La retorica renziana, peraltro affatto originale rispetto ai nostri ultimi decenni, viene ulteriormente confutata, a suon di dati oggettivi alla mano, anche dagli esperti della Banca d’Italia.
Il supposto aumento di contratti di lavoro a tempo indeterminato che il toscano afferma derivi dall’applicazione del Jobs-act (giova ricordare che trattasi di una riforma del lavoro, che ha assunto questa affascinante, astuta denominazione…), in realtà non è altro, più semplicemente, che il frutto degli incentivi fiscali che il governo eroga alle aziende che assumono.

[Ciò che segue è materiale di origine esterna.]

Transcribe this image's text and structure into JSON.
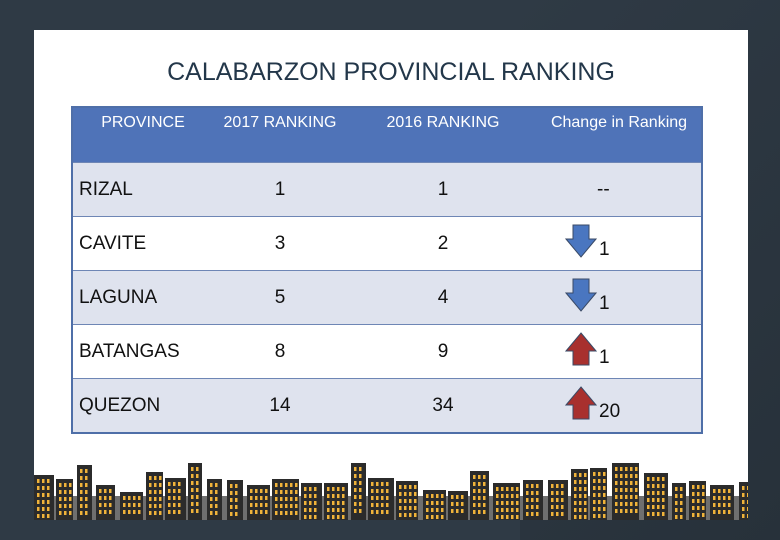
{
  "slide": {
    "title": "CALABARZON PROVINCIAL RANKING"
  },
  "table": {
    "headers": [
      "PROVINCE",
      "2017 RANKING",
      "2016 RANKING",
      "Change in Ranking"
    ],
    "rows": [
      {
        "province": "RIZAL",
        "rank_2017": "1",
        "rank_2016": "1",
        "change": "--",
        "direction": "none"
      },
      {
        "province": "CAVITE",
        "rank_2017": "3",
        "rank_2016": "2",
        "change": "1",
        "direction": "down"
      },
      {
        "province": "LAGUNA",
        "rank_2017": "5",
        "rank_2016": "4",
        "change": "1",
        "direction": "down"
      },
      {
        "province": "BATANGAS",
        "rank_2017": "8",
        "rank_2016": "9",
        "change": "1",
        "direction": "up"
      },
      {
        "province": "QUEZON",
        "rank_2017": "14",
        "rank_2016": "34",
        "change": "20",
        "direction": "up"
      }
    ]
  },
  "colors": {
    "header_bg": "#4f73b8",
    "row_alt_bg": "#dfe3ee",
    "title_color": "#23374a",
    "arrow_down": "#4a76c0",
    "arrow_up": "#a8302e",
    "skyline_dark": "#2b2b2b",
    "skyline_window": "#f0b33a"
  },
  "icons": {
    "down": "arrow-down-icon",
    "up": "arrow-up-icon"
  }
}
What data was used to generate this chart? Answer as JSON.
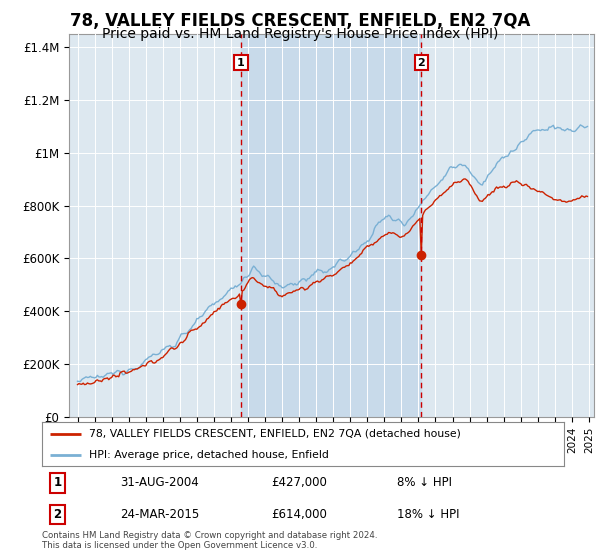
{
  "title": "78, VALLEY FIELDS CRESCENT, ENFIELD, EN2 7QA",
  "subtitle": "Price paid vs. HM Land Registry's House Price Index (HPI)",
  "title_fontsize": 12,
  "subtitle_fontsize": 10,
  "background_color": "#ffffff",
  "plot_bg_color": "#dde8f0",
  "fill_between_color": "#c8daea",
  "grid_color": "#ffffff",
  "hpi_color": "#7ab0d4",
  "price_color": "#cc2200",
  "vline_color": "#cc0000",
  "sale1_date": "31-AUG-2004",
  "sale1_price": "£427,000",
  "sale1_pct": "8% ↓ HPI",
  "sale2_date": "24-MAR-2015",
  "sale2_price": "£614,000",
  "sale2_pct": "18% ↓ HPI",
  "legend_line1": "78, VALLEY FIELDS CRESCENT, ENFIELD, EN2 7QA (detached house)",
  "legend_line2": "HPI: Average price, detached house, Enfield",
  "footnote": "Contains HM Land Registry data © Crown copyright and database right 2024.\nThis data is licensed under the Open Government Licence v3.0."
}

Così nel 2015, si afferma nello studio dei ricercatori, gli incentivi del governo hanno spinto a trasformare rapporti di lavoro precari o “atipici” in contratti di lavoro a tempo indeterminato “a tutele crescenti” e questo ha determinato quasi totalmente il marginale aumento dell’occupazione registrato.
Quanto all’effetto del Jobs-act, i ricercatori della Banca d’Italia affermano che di questo aumento, seppur marginale, tale misura del Governo ha influito soltanto per l’1%.

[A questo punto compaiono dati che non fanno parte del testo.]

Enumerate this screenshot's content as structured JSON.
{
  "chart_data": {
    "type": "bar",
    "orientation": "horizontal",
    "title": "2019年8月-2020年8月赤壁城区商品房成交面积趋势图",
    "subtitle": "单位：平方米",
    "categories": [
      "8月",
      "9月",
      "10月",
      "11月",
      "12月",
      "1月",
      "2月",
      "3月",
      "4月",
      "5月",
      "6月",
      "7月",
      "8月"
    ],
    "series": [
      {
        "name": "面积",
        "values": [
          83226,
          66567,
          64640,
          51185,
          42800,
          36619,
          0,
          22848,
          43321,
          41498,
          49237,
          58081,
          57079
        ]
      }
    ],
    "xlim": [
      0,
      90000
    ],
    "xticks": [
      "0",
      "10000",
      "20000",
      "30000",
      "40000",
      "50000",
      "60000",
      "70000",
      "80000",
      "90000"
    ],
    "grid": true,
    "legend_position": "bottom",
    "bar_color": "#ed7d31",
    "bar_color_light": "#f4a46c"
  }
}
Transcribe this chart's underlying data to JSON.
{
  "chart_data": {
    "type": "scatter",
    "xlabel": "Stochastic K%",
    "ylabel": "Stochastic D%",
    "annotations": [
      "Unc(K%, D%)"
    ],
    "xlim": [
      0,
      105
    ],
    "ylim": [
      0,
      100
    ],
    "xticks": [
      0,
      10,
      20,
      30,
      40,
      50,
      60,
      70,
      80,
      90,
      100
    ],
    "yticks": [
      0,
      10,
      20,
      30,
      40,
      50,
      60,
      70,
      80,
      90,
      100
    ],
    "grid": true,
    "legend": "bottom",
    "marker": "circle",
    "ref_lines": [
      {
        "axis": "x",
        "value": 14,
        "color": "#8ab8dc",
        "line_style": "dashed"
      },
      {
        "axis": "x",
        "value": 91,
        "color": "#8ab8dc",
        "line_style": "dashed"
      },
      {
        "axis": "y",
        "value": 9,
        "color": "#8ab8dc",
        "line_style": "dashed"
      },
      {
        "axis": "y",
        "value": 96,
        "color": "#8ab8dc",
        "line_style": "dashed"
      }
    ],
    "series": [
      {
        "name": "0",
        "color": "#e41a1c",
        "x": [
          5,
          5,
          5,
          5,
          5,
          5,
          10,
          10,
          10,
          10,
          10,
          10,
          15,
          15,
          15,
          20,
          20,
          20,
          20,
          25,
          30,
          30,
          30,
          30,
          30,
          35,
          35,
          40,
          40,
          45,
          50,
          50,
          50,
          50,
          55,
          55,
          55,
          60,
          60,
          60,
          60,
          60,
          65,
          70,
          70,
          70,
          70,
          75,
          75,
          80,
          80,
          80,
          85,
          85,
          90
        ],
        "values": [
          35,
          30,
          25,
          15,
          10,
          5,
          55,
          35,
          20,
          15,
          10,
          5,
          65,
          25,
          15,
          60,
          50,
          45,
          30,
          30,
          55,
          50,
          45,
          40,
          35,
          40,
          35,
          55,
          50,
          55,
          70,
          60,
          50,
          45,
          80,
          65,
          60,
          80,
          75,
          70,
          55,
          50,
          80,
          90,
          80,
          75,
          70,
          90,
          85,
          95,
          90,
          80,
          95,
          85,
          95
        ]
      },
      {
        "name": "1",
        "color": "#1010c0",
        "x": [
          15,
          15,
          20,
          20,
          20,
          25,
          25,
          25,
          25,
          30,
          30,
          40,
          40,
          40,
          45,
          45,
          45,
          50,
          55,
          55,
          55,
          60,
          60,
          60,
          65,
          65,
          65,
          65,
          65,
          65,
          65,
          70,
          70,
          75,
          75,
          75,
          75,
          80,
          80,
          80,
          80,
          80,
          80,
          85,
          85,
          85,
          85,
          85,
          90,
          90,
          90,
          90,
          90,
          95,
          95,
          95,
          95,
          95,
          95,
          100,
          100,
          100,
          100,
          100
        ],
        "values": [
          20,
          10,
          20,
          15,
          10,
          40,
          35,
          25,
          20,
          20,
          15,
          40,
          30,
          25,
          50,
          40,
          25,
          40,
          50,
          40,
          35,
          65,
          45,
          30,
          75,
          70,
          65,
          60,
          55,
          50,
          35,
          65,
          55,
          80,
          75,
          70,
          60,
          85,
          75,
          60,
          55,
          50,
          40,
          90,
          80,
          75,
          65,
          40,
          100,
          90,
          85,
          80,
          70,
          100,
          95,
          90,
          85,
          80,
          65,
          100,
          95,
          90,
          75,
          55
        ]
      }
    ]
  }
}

Che vuol dire tutto cio? Sintetizzando si può affermare senza ombra di dubbio che gli effetti dei provvedimenti riconducibili al Jobs-act, maggiore flessibilità, riduzione dei salari, restringimento dei diritti dei lavoratori e libertà di licenziare attraverso l’abolizione dell’art. 18, hano prodotto soltanto maggiori guadagni per le aziende ed un controllo sociale ancor più repressivo nei confronti di chi lavora.

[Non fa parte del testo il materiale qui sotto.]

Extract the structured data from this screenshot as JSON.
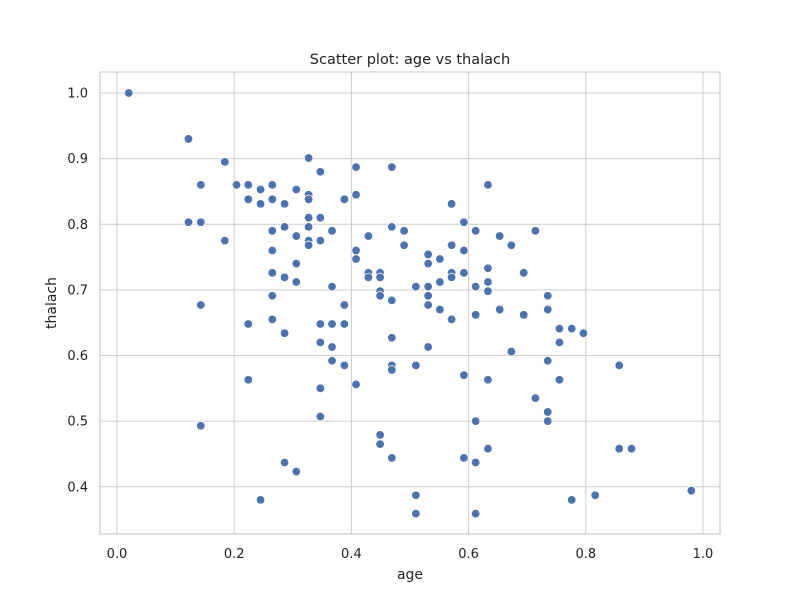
{
  "chart_data": {
    "type": "scatter",
    "title": "Scatter plot: age vs thalach",
    "xlabel": "age",
    "ylabel": "thalach",
    "xlim": [
      -0.029,
      1.029
    ],
    "ylim": [
      0.328,
      1.032
    ],
    "xticks": [
      0.0,
      0.2,
      0.4,
      0.6,
      0.8,
      1.0
    ],
    "yticks": [
      0.4,
      0.5,
      0.6,
      0.7,
      0.8,
      0.9,
      1.0
    ],
    "xtick_labels": [
      "0.0",
      "0.2",
      "0.4",
      "0.6",
      "0.8",
      "1.0"
    ],
    "ytick_labels": [
      "0.4",
      "0.5",
      "0.6",
      "0.7",
      "0.8",
      "0.9",
      "1.0"
    ],
    "grid": true,
    "legend": "none",
    "marker_color": "#4c72b0",
    "points": [
      [
        0.02,
        1.0
      ],
      [
        0.122,
        0.93
      ],
      [
        0.122,
        0.803
      ],
      [
        0.143,
        0.86
      ],
      [
        0.143,
        0.803
      ],
      [
        0.143,
        0.677
      ],
      [
        0.143,
        0.493
      ],
      [
        0.184,
        0.895
      ],
      [
        0.184,
        0.775
      ],
      [
        0.204,
        0.86
      ],
      [
        0.224,
        0.86
      ],
      [
        0.224,
        0.838
      ],
      [
        0.224,
        0.648
      ],
      [
        0.224,
        0.563
      ],
      [
        0.245,
        0.853
      ],
      [
        0.245,
        0.831
      ],
      [
        0.245,
        0.38
      ],
      [
        0.265,
        0.86
      ],
      [
        0.265,
        0.838
      ],
      [
        0.265,
        0.79
      ],
      [
        0.265,
        0.76
      ],
      [
        0.265,
        0.726
      ],
      [
        0.265,
        0.691
      ],
      [
        0.265,
        0.655
      ],
      [
        0.286,
        0.831
      ],
      [
        0.286,
        0.796
      ],
      [
        0.286,
        0.719
      ],
      [
        0.286,
        0.634
      ],
      [
        0.286,
        0.437
      ],
      [
        0.306,
        0.853
      ],
      [
        0.306,
        0.782
      ],
      [
        0.306,
        0.74
      ],
      [
        0.306,
        0.712
      ],
      [
        0.306,
        0.423
      ],
      [
        0.327,
        0.901
      ],
      [
        0.327,
        0.845
      ],
      [
        0.327,
        0.838
      ],
      [
        0.327,
        0.81
      ],
      [
        0.327,
        0.796
      ],
      [
        0.327,
        0.775
      ],
      [
        0.327,
        0.768
      ],
      [
        0.347,
        0.88
      ],
      [
        0.347,
        0.81
      ],
      [
        0.347,
        0.775
      ],
      [
        0.347,
        0.648
      ],
      [
        0.347,
        0.62
      ],
      [
        0.347,
        0.55
      ],
      [
        0.347,
        0.507
      ],
      [
        0.367,
        0.79
      ],
      [
        0.367,
        0.705
      ],
      [
        0.367,
        0.648
      ],
      [
        0.367,
        0.613
      ],
      [
        0.367,
        0.592
      ],
      [
        0.388,
        0.838
      ],
      [
        0.388,
        0.677
      ],
      [
        0.388,
        0.648
      ],
      [
        0.388,
        0.585
      ],
      [
        0.408,
        0.887
      ],
      [
        0.408,
        0.845
      ],
      [
        0.408,
        0.76
      ],
      [
        0.408,
        0.747
      ],
      [
        0.408,
        0.556
      ],
      [
        0.429,
        0.782
      ],
      [
        0.429,
        0.726
      ],
      [
        0.429,
        0.719
      ],
      [
        0.449,
        0.726
      ],
      [
        0.449,
        0.719
      ],
      [
        0.449,
        0.698
      ],
      [
        0.449,
        0.691
      ],
      [
        0.449,
        0.479
      ],
      [
        0.449,
        0.465
      ],
      [
        0.469,
        0.887
      ],
      [
        0.469,
        0.796
      ],
      [
        0.469,
        0.684
      ],
      [
        0.469,
        0.627
      ],
      [
        0.469,
        0.585
      ],
      [
        0.469,
        0.578
      ],
      [
        0.469,
        0.444
      ],
      [
        0.49,
        0.79
      ],
      [
        0.49,
        0.768
      ],
      [
        0.51,
        0.705
      ],
      [
        0.51,
        0.585
      ],
      [
        0.51,
        0.387
      ],
      [
        0.51,
        0.359
      ],
      [
        0.531,
        0.754
      ],
      [
        0.531,
        0.74
      ],
      [
        0.531,
        0.705
      ],
      [
        0.531,
        0.691
      ],
      [
        0.531,
        0.677
      ],
      [
        0.531,
        0.613
      ],
      [
        0.551,
        0.747
      ],
      [
        0.551,
        0.712
      ],
      [
        0.551,
        0.67
      ],
      [
        0.571,
        0.831
      ],
      [
        0.571,
        0.768
      ],
      [
        0.571,
        0.726
      ],
      [
        0.571,
        0.719
      ],
      [
        0.571,
        0.655
      ],
      [
        0.592,
        0.803
      ],
      [
        0.592,
        0.76
      ],
      [
        0.592,
        0.726
      ],
      [
        0.592,
        0.57
      ],
      [
        0.592,
        0.444
      ],
      [
        0.612,
        0.79
      ],
      [
        0.612,
        0.705
      ],
      [
        0.612,
        0.662
      ],
      [
        0.612,
        0.5
      ],
      [
        0.612,
        0.437
      ],
      [
        0.612,
        0.359
      ],
      [
        0.633,
        0.86
      ],
      [
        0.633,
        0.733
      ],
      [
        0.633,
        0.712
      ],
      [
        0.633,
        0.698
      ],
      [
        0.633,
        0.563
      ],
      [
        0.633,
        0.458
      ],
      [
        0.653,
        0.782
      ],
      [
        0.653,
        0.67
      ],
      [
        0.673,
        0.768
      ],
      [
        0.673,
        0.606
      ],
      [
        0.694,
        0.726
      ],
      [
        0.694,
        0.662
      ],
      [
        0.714,
        0.79
      ],
      [
        0.714,
        0.535
      ],
      [
        0.735,
        0.691
      ],
      [
        0.735,
        0.67
      ],
      [
        0.735,
        0.592
      ],
      [
        0.735,
        0.514
      ],
      [
        0.735,
        0.5
      ],
      [
        0.755,
        0.641
      ],
      [
        0.755,
        0.62
      ],
      [
        0.755,
        0.563
      ],
      [
        0.776,
        0.641
      ],
      [
        0.776,
        0.38
      ],
      [
        0.796,
        0.634
      ],
      [
        0.816,
        0.387
      ],
      [
        0.857,
        0.585
      ],
      [
        0.857,
        0.458
      ],
      [
        0.878,
        0.458
      ],
      [
        0.98,
        0.394
      ]
    ]
  }
}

Gli effetti degli incentivi caleranno quest’anno ed il prossimo e quindi ancor minore sarà l’incremento dell’occupazione, per annullarsi poi al termine del 2017?
Questo dato vuol dire che l’economia in Italia non va ancora e che conseguentemente di occupazione aggiuntiva non se ne parla.
Il mio non vuole essere un messaggio di non-speranza, ambisce solo a mettere tutti in guardia.